BENGALURU, March 25 (Reuters) - Indian shares fell in choppy trading on Wednesday, a day after the country’s Prime Minister Narendra Modi ordered a 21-day nation-wide lockdown to contain the rapid spread of the coronavirus.
The Indian finance minister said on Tuesday the government would soon announce a fiscal package to help the economy face the hit from the virus outbreak.
Both the NSE Nifty 50 index and the S&P BSE Sensex rose over a percent in early trade before giving up gains. The Nifty was last down 0.96% at 7,731.40 by 0420 GMT, while the Sensex was down 0.91% at 26,418.58
“We are seeing weakness because there is fear about the impact of the 21 day shutdown on the economy,” said Deepak Jasani, head of retail research at HDFC Securities Ltd.
“People will wait to buy for a few hours at least.”
Late on Tuesday, Modi asked India’s 1.3 billion people to not leave their homes for the next three weeks as health researchers warned the virus could infect more than a million people in the country by mid May.
The Sensex was down about 35% so far this year as of Wednesday morning, making it the worst performing Asian market.
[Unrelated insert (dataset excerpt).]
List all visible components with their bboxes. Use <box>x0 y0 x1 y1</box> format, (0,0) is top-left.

India so far has reported nearly 500 cases of the virus and 10 deaths. Authorities across several countries are scrambling to keep people home and prevent the virus from spreading.
The pandemic threatens to worsen India’s already slow economic growth, languishing at multi-year lows due to a drop in consumption.
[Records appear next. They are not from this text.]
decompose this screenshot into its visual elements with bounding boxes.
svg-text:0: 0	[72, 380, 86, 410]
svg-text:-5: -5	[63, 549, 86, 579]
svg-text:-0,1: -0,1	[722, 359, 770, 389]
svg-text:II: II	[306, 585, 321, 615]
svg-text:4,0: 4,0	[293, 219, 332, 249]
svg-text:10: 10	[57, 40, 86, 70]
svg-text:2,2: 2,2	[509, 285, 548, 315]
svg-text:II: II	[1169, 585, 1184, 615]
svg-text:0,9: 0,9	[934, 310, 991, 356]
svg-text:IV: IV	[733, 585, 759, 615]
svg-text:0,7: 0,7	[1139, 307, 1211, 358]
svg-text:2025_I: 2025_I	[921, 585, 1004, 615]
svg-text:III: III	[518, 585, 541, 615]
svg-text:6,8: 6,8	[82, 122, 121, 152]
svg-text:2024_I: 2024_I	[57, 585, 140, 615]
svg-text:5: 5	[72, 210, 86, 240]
In Mumbai’s main stock indexes, financial shares were the worst hit, with the NSE Bank index slipping over 2%.
However, shares of Reliance Industries Ltd surged over 9%. A media report on Tuesday said Facebook Inc was in talks to buy a multi-billion dollar stake in the company’s telecom unit, Jio.
Gains in Reliance pushed the Nifty Energy index over 1% higher.